À l’espèce de demi-lune que le boulevard forme devant la rue Oberkampf, on fit halte. Là se dressait une très forte barricade, occupée par des fédérés du 74e bataillon que commandait un certain Devarennes. Émile Gois, qui ne se sentait pas en force pour maintenir les otages, si ceux-ci avaient tenté sérieusement de résister, demanda à Devarennes de lui donner quelques hommes pour grossir son peloton.
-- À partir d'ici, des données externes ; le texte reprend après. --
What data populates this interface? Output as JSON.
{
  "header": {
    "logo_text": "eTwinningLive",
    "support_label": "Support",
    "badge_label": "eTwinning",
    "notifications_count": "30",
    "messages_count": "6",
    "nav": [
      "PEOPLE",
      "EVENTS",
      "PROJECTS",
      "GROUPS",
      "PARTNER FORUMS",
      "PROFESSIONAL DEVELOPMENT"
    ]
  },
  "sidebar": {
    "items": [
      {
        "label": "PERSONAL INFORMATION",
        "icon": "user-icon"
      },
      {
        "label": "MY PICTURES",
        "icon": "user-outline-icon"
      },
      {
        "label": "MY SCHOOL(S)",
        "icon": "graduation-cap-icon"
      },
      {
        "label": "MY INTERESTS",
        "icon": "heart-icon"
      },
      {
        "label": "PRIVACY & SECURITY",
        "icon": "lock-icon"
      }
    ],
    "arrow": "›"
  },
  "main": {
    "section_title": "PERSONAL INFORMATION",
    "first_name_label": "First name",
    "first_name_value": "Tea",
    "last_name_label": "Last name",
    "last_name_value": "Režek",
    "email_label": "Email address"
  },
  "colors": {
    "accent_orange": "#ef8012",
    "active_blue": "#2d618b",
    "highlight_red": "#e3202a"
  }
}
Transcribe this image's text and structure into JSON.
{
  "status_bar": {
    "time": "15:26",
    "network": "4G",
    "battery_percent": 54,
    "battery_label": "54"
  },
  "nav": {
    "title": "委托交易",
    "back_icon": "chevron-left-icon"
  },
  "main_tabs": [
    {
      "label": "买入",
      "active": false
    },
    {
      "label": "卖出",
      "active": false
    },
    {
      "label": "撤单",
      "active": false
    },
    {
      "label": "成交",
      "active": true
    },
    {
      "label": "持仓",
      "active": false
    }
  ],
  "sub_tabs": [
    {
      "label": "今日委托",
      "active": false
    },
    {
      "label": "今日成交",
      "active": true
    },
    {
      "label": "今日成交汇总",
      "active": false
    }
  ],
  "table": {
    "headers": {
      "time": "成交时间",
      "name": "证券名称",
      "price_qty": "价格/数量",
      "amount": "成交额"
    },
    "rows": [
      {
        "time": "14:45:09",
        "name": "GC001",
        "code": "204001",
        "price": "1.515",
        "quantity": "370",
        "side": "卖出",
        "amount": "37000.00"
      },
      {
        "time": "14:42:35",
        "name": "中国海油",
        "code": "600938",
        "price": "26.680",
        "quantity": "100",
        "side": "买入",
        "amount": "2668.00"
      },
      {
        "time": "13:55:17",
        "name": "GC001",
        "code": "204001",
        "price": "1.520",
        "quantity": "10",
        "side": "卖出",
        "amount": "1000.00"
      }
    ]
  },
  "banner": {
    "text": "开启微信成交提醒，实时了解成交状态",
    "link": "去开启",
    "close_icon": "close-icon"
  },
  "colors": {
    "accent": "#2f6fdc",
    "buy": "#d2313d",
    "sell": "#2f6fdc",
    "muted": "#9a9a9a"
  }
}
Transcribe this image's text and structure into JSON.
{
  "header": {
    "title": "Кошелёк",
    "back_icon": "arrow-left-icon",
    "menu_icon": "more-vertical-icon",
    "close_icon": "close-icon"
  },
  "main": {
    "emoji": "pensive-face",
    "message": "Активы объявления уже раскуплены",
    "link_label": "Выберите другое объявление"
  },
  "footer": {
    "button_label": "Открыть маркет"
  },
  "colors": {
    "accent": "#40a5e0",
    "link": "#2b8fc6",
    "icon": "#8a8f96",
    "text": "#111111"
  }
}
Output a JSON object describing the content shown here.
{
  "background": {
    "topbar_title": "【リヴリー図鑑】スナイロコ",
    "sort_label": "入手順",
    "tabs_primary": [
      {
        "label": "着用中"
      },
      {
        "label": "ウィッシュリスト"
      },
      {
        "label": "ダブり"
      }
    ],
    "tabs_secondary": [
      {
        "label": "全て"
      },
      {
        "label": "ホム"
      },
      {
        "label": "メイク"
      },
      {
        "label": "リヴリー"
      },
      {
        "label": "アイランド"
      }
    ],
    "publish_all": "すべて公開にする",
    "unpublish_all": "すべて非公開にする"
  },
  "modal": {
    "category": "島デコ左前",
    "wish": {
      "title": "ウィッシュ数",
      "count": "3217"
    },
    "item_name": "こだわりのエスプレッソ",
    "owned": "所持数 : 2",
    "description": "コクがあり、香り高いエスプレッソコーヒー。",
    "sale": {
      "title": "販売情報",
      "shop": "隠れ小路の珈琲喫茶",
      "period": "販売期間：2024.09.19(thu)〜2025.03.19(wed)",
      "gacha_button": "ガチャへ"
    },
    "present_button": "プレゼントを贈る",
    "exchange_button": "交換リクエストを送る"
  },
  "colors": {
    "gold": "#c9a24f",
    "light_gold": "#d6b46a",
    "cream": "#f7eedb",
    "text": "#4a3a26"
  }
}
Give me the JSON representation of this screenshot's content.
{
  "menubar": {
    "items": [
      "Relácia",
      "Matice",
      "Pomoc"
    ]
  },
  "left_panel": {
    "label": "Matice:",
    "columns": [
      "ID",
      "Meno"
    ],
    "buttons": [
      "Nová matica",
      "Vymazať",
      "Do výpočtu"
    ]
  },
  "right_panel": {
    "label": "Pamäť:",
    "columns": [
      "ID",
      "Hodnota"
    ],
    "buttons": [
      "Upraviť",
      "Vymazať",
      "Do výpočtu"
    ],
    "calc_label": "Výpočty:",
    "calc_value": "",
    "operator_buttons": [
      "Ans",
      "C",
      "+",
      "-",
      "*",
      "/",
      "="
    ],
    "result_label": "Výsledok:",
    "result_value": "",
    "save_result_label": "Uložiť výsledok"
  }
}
Une compagnie tout entière, sous les ordres d’un nommé Dalivoust, qui en temps normal était couvreur, mais qui, en temps d’insurrection, faisait le métier de capitaine d’infanterie, se massa autour des gendarmes, et commença à gravir, avec eux, la longue chaussée de Ménilmontant. Cette partie du trajet fut encore relativement douce ; nulle injure ne fut adressée aux otages. Pendant quelques instans, ils purent se rassurer et, à voir la tranquillité bienveillante des personnes qui les regardaient, se persuader qu’on ne les avait pas trompés et qu’en effet on les transférait à la mairie de Belleville. Un seul prêtre fut malmené, le père Tuffier, de Picpus, sans doute, qui, vieux et n’avançant que lentement, fut insulté par les fédérés de l’escorte. On a dit que Paul Seigneret avait offert son bras à un ecclésiastique âgé qui paraissait souffrant ; il est probable qu’il soutenait et qu’il a soutenu jusqu’au bout de cette voie douloureuse la marche hésitante du père Tuffier.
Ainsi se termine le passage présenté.